Sunday, February 16, 2014

Contrasting Three Projects
Three projects stand out in my memory as vivid examples of how dramatically domain design
practice can affect development results. Although all three projects delivered useful software, only
one achieved its ambitious objectives and produced complex software that continued to evolve to
meet the ongoing needs of the organization.
I watched one project get out of the gate fast, by delivering a useful, simple Web-based trading
system. Developers were flying by the seat of their pants, but this didn't hinder them because
simple software can be written with little attention to design. As a result of this initial success,
expectations for future development were sky-high. That is when I was asked to work on the
second version. When I took a close look, I saw that they lacked a domain model, or even a
common language on the project, and were saddled with an unstructured design. The project
leaders did not agree with my assessment, and I declined the job.

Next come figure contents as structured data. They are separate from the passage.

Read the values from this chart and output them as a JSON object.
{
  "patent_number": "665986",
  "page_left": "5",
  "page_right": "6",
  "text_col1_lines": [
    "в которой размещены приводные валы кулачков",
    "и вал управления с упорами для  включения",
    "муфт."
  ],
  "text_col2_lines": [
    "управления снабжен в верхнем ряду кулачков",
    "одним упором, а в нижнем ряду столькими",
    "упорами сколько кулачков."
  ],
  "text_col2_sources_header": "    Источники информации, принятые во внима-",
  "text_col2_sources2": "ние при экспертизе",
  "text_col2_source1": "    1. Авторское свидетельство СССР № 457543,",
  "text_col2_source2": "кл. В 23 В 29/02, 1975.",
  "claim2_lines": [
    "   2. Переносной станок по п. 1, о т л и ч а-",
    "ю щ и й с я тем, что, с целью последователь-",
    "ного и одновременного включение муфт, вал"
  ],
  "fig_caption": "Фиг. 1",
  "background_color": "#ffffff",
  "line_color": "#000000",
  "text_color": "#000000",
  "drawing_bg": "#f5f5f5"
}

A year later, the team found
itself bogged down and unable to deliver a second version. Although their use of technology was
not exemplary, it was the business logic that over-came them. Their first release had ossified
prematurely into a high-maintenance legacy.
Lifting this ceiling on complexity calls for a more serious approach to the design of domain logic.
Early in my career, I was fortunate to end up on a project that did emphasize domain design. This
project, in a domain at least as complex as the first one, also started with a modest initial success,
delivering a simple application for institutional traders. But in this case, the initial delivery was
followed up with successive accelerations of development. Each iteration opened exciting new
options for integrating and elaborating the functionality of the previous release. The team was able
to respond to the needs of the traders with flexibility and expanding capability. This upward
trajectory was directly attributable to an incisive domain model, repeatedly refined and expressed
in code. As the team gained new insight into the domain, the model deepened. The quality of
communication improved not only among developers but also between developers and domain
experts, and the design—far from imposing an ever-heavier maintenance burden—became easier
to modify and extend.
Unfortunately, projects don't arrive at such a virtuous cycle just by taking models seriously. One
project from my past started with lofty aspirations to build a global enterprise system based on a
domain model, but after years of disappointment, it lowered its sights and settled into
conventionality. The team had good tools and a good understanding of the business, and it gave
careful attention to modeling. But a poorly chosen separation of developer roles disconnected
modeling from implementation, so that the design did not reflect the deep analysis that was going
on. In any case, the design of detailed business objects was not rigorous enough to support
combining them in elaborate applications. Repeated iteration produced no improvement in the
code, due to uneven skill levels among developers, who had no awareness of the informal body of
style and technique for creating model-based objects that also function as practical, running
software. As months rolled by, development work became mired in complexity and the team lost
its cohesive vision of the system. After years of effort, the project did produce modest, useful
software, but the team had given up its early ambitions along with the model focus.